The calculator “is an additional tool allowing the grower to take into account the economics of the situation we’re facing now with high nitrogen prices,” Thompson said. “So instead of putting down a certain amount of fertilizer based on yield potential, the calculator bases the decision on how much you can actually afford to put on depending on the price of your fertilizer and the price you will receive for your corn. We’re trying to bring economics into the situation.”
The calculator is based on three years of study on corn as a rotational partner with cotton, soybeans and corn and for corn following soybeans under irrigation. Rates ranged from zero to 275 pounds of nitrogen, carried to yield.
Most of the studies were conducted at the Milan Research and Education Center at Milan. There was another site in middle Tennessee at the Highland Rim Research and Education Center, in Springfield, Tenn.
One objective of the study was to generate new nitrogen response data for corn in Tennessee, according to Thompson. “Most of our recommendations for nitrogen are based on much older hybrids that are no longer sold and were planted at lower plant populations. Things are different today, so we wanted to see if our nitrogen response would be different with the new hybrids.
“We’ve had one very dry year, one pretty dry year, and one normal year for corn, so we’re kind of weighted toward nitrogen response under drought conditions.
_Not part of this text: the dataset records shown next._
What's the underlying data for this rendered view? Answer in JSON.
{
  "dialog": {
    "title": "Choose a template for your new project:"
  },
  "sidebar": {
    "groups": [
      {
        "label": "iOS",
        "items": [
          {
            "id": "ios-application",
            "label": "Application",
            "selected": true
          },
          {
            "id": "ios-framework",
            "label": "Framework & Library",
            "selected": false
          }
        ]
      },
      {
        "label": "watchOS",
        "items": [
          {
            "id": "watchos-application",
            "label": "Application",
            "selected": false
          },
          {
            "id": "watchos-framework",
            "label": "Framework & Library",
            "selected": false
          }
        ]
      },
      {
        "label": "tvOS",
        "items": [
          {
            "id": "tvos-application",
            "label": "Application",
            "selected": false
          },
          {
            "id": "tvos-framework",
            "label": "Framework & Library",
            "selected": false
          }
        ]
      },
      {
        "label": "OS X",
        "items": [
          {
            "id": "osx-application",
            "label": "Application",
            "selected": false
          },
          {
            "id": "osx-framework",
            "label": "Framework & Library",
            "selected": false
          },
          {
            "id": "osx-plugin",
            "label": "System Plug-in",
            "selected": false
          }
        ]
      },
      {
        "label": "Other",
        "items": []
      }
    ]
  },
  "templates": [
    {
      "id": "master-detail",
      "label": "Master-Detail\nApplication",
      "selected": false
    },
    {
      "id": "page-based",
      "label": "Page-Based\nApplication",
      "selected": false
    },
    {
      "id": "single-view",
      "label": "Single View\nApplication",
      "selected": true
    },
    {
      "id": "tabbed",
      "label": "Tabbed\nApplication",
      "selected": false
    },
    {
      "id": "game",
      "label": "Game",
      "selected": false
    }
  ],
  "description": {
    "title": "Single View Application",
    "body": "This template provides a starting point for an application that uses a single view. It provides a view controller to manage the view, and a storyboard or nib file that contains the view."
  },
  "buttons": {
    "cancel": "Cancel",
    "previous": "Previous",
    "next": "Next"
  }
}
We’ll repeat everything again next year, and hopefully, we’ll have a little more rain and somewhat of a more normal year.
“Users can go online, plug in the price of corn they’re expecting and the cost of their nitrogen source and the calculator will provide a target nitrogen rate that they can afford to put on for their particular situation.”
Other variables entered into the calculator include any rotational crop with corn, irrigated or not. “We’re trying to keep it pretty simple,” Thompson said.